Author/co-author of more than 80 books, Tom Griffith (under pen name T.D. Griffith) has set up his home base right where he says he always longs to be, the Black Hills. Griffith and his wife Nyla, a novelist, spend their days exploring and writing about the wonders of the area. Most recently, the couple became the innkeepers of one of the highest rated lodging properties in Deadwood, the 1899 Inn.
Throughout his career, Griffith has been a reporter, a photographer, and an editor. His newest project, Black Hills Myths and Legends: The True Stories Behind History’s Mysteries hit the market back in April 2020. Griffith shares with 605 some background on his book, his journey to where he is today, and how he spends his time outside of work.

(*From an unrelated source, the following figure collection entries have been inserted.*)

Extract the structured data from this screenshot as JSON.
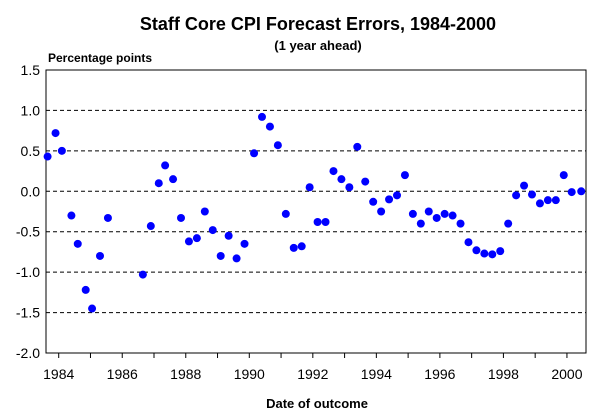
{
  "chart_data": {
    "type": "scatter",
    "title": "Staff Core CPI Forecast Errors, 1984-2000",
    "subtitle": "(1 year ahead)",
    "ylabel": "Percentage points",
    "xlabel": "Date of outcome",
    "xlim": [
      1983.6,
      2000.6
    ],
    "ylim": [
      -2.0,
      1.5
    ],
    "yticks": [
      1.5,
      1.0,
      0.5,
      0.0,
      -0.5,
      -1.0,
      -1.5,
      -2.0
    ],
    "ytick_labels": [
      "1.5",
      "1.0",
      "0.5",
      "0.0",
      "-0.5",
      "-1.0",
      "-1.5",
      "-2.0"
    ],
    "xticks": [
      1984,
      1986,
      1988,
      1990,
      1992,
      1994,
      1996,
      1998,
      2000
    ],
    "xtick_labels": [
      "1984",
      "1986",
      "1988",
      "1990",
      "1992",
      "1994",
      "1996",
      "1998",
      "2000"
    ],
    "gridlines": "horizontal dashed",
    "legend": "none",
    "marker_color": "#0000ff",
    "points": [
      {
        "x": 1983.65,
        "y": 0.43
      },
      {
        "x": 1983.9,
        "y": 0.72
      },
      {
        "x": 1984.1,
        "y": 0.5
      },
      {
        "x": 1984.4,
        "y": -0.3
      },
      {
        "x": 1984.6,
        "y": -0.65
      },
      {
        "x": 1984.85,
        "y": -1.22
      },
      {
        "x": 1985.05,
        "y": -1.45
      },
      {
        "x": 1985.3,
        "y": -0.8
      },
      {
        "x": 1985.55,
        "y": -0.33
      },
      {
        "x": 1986.65,
        "y": -1.03
      },
      {
        "x": 1986.9,
        "y": -0.43
      },
      {
        "x": 1987.15,
        "y": 0.1
      },
      {
        "x": 1987.35,
        "y": 0.32
      },
      {
        "x": 1987.6,
        "y": 0.15
      },
      {
        "x": 1987.85,
        "y": -0.33
      },
      {
        "x": 1988.1,
        "y": -0.62
      },
      {
        "x": 1988.35,
        "y": -0.58
      },
      {
        "x": 1988.6,
        "y": -0.25
      },
      {
        "x": 1988.85,
        "y": -0.48
      },
      {
        "x": 1989.1,
        "y": -0.8
      },
      {
        "x": 1989.35,
        "y": -0.55
      },
      {
        "x": 1989.6,
        "y": -0.83
      },
      {
        "x": 1989.85,
        "y": -0.65
      },
      {
        "x": 1990.15,
        "y": 0.47
      },
      {
        "x": 1990.4,
        "y": 0.92
      },
      {
        "x": 1990.65,
        "y": 0.8
      },
      {
        "x": 1990.9,
        "y": 0.57
      },
      {
        "x": 1991.15,
        "y": -0.28
      },
      {
        "x": 1991.4,
        "y": -0.7
      },
      {
        "x": 1991.65,
        "y": -0.68
      },
      {
        "x": 1991.9,
        "y": 0.05
      },
      {
        "x": 1992.15,
        "y": -0.38
      },
      {
        "x": 1992.4,
        "y": -0.38
      },
      {
        "x": 1992.65,
        "y": 0.25
      },
      {
        "x": 1992.9,
        "y": 0.15
      },
      {
        "x": 1993.15,
        "y": 0.05
      },
      {
        "x": 1993.4,
        "y": 0.55
      },
      {
        "x": 1993.65,
        "y": 0.12
      },
      {
        "x": 1993.9,
        "y": -0.13
      },
      {
        "x": 1994.15,
        "y": -0.25
      },
      {
        "x": 1994.4,
        "y": -0.1
      },
      {
        "x": 1994.65,
        "y": -0.05
      },
      {
        "x": 1994.9,
        "y": 0.2
      },
      {
        "x": 1995.15,
        "y": -0.28
      },
      {
        "x": 1995.4,
        "y": -0.4
      },
      {
        "x": 1995.65,
        "y": -0.25
      },
      {
        "x": 1995.9,
        "y": -0.33
      },
      {
        "x": 1996.15,
        "y": -0.28
      },
      {
        "x": 1996.4,
        "y": -0.3
      },
      {
        "x": 1996.65,
        "y": -0.4
      },
      {
        "x": 1996.9,
        "y": -0.63
      },
      {
        "x": 1997.15,
        "y": -0.73
      },
      {
        "x": 1997.4,
        "y": -0.77
      },
      {
        "x": 1997.65,
        "y": -0.78
      },
      {
        "x": 1997.9,
        "y": -0.74
      },
      {
        "x": 1998.15,
        "y": -0.4
      },
      {
        "x": 1998.4,
        "y": -0.05
      },
      {
        "x": 1998.65,
        "y": 0.07
      },
      {
        "x": 1998.9,
        "y": -0.04
      },
      {
        "x": 1999.15,
        "y": -0.15
      },
      {
        "x": 1999.4,
        "y": -0.11
      },
      {
        "x": 1999.65,
        "y": -0.11
      },
      {
        "x": 1999.9,
        "y": 0.2
      },
      {
        "x": 2000.15,
        "y": -0.01
      },
      {
        "x": 2000.45,
        "y": 0.0
      }
    ]
  }
}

HOW DO YOU SPEND YOUR TIME WHEN YOU AREN’T WRITING?
I travel quite a bit. Over the past 25 years or so, I’ve been to and written about 80 countries around the world. These aren’t three-day visits; they’re three week visits. My folks actually made us into travelers. They really instilled a sense of adventure in us.

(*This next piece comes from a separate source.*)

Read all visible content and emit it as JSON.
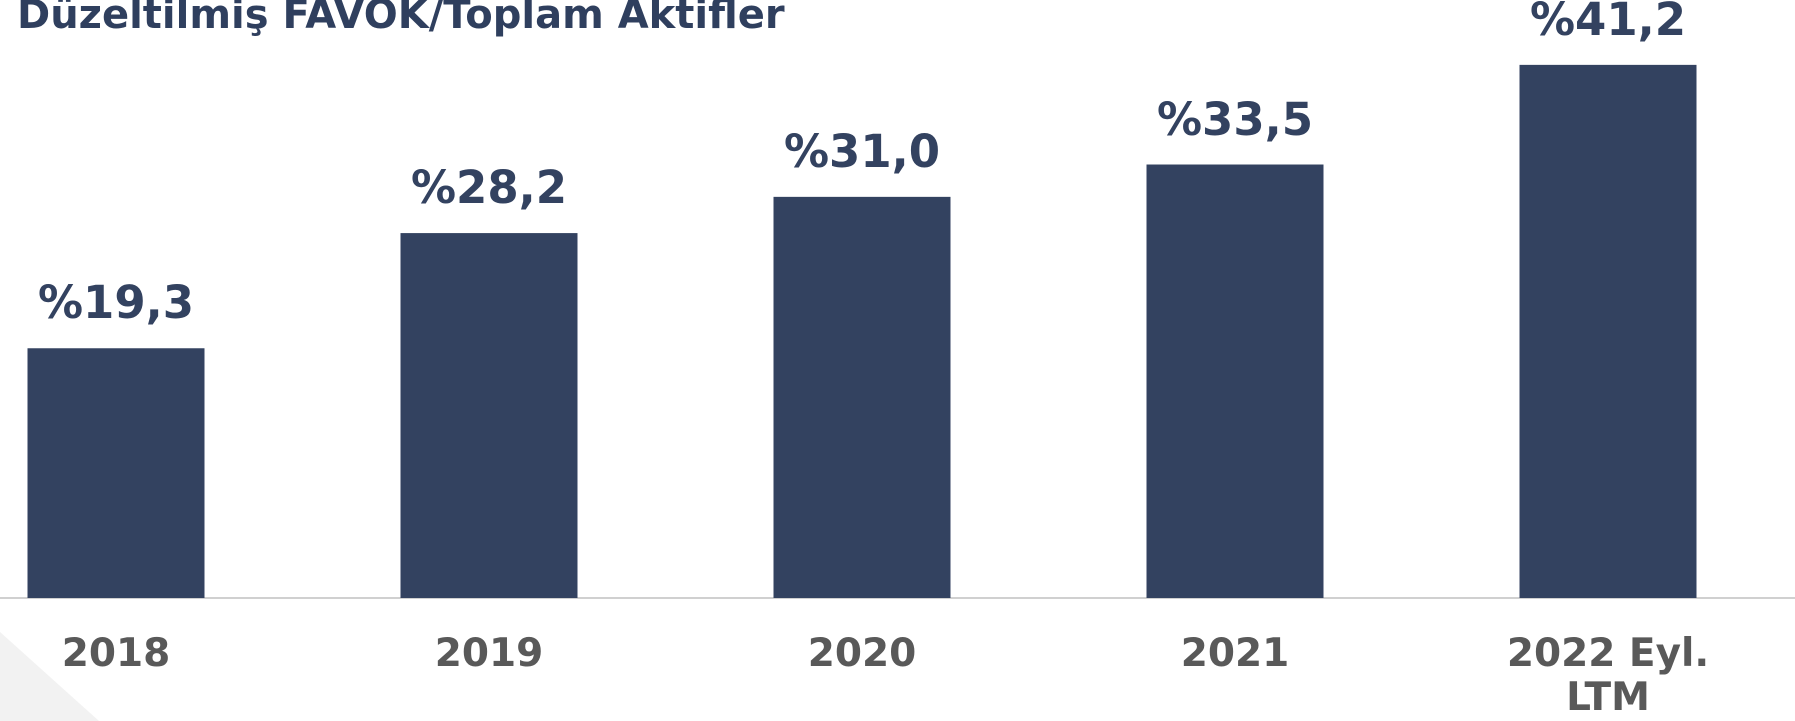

WHERE’S YOUR FAVORITE PLACE TO GO FOR INSPIRATION?
The Black Hills. I love to come home. I spent a lot of time as a youth traveling through South Dakota, seeing our relatives from all over. I fell in love with this state. Every summer, I looked forward to coming back to the Black Hills.
HOW LONG DID YOU SPEND WORKING ON “BLACK HILLS MYTHS AND LEGENDS?”

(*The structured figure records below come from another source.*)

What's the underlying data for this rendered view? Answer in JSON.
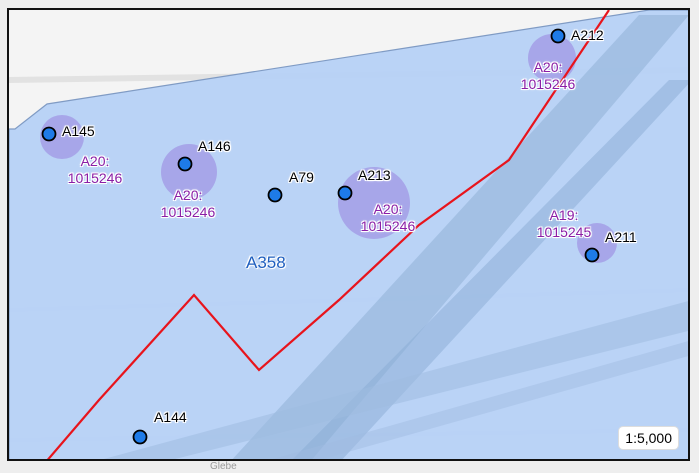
{
  "map": {
    "scale": "1:5,000",
    "area_label": "A358",
    "background_text": "Glebe",
    "points": [
      {
        "id": "A145"
      },
      {
        "id": "A146",
        "sublabel_line1": "A20:",
        "sublabel_line2": "1015246"
      },
      {
        "id": "A79"
      },
      {
        "id": "A213",
        "sublabel_line1": "A20:",
        "sublabel_line2": "1015246"
      },
      {
        "id": "A212",
        "sublabel_line1": "A20:",
        "sublabel_line2": "1015246"
      },
      {
        "id": "A211",
        "sublabel_line1": "A19:",
        "sublabel_line2": "1015245"
      },
      {
        "id": "A144"
      }
    ],
    "extra_label": {
      "line1": "A20:",
      "line2": "1015246"
    },
    "colors": {
      "area_fill": "#b7d2f7",
      "point_fill": "#1e7be8",
      "halo": "#a29be6",
      "boundary_line": "#e8141c",
      "sublabel": "#8b1ea6"
    }
  }
}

The research took longer than the writing. There are 13 chapters, each about different myths in the Black Hills. They range from the Mammoth Site to Mount Rushmore National Memorial to Crazy Horse Memorial. It was about seven months.
WHEN DID YOU KNOW YOU WANTED TO BE AN AUTHOR?
It was seventh grade. My father was a writer and a conservationist. As the son of a writer, I was kind of naturally magnetized by it. I also spent summers as a youth with my grandmother in Mitchell. She was deaf, so I would write everything to her. Those summers, I guess I was learning to be a writer.
WHAT HAS BEEN YOUR FAVORITE PROJECT SO FAR?
I spent five years helping the Mount Rushmore Society mount a nationwide campaign to preserve the memorial and to stage its dedication in 1991 on the 50th anniversary. We raised $25 million, and it resulted in $56 million in improvements at Mount Rushmore, doubled the visitor length-of-stay, and added a million people a year to the visitation. What I loved about that project is that very few of us get to do things that go beyond us.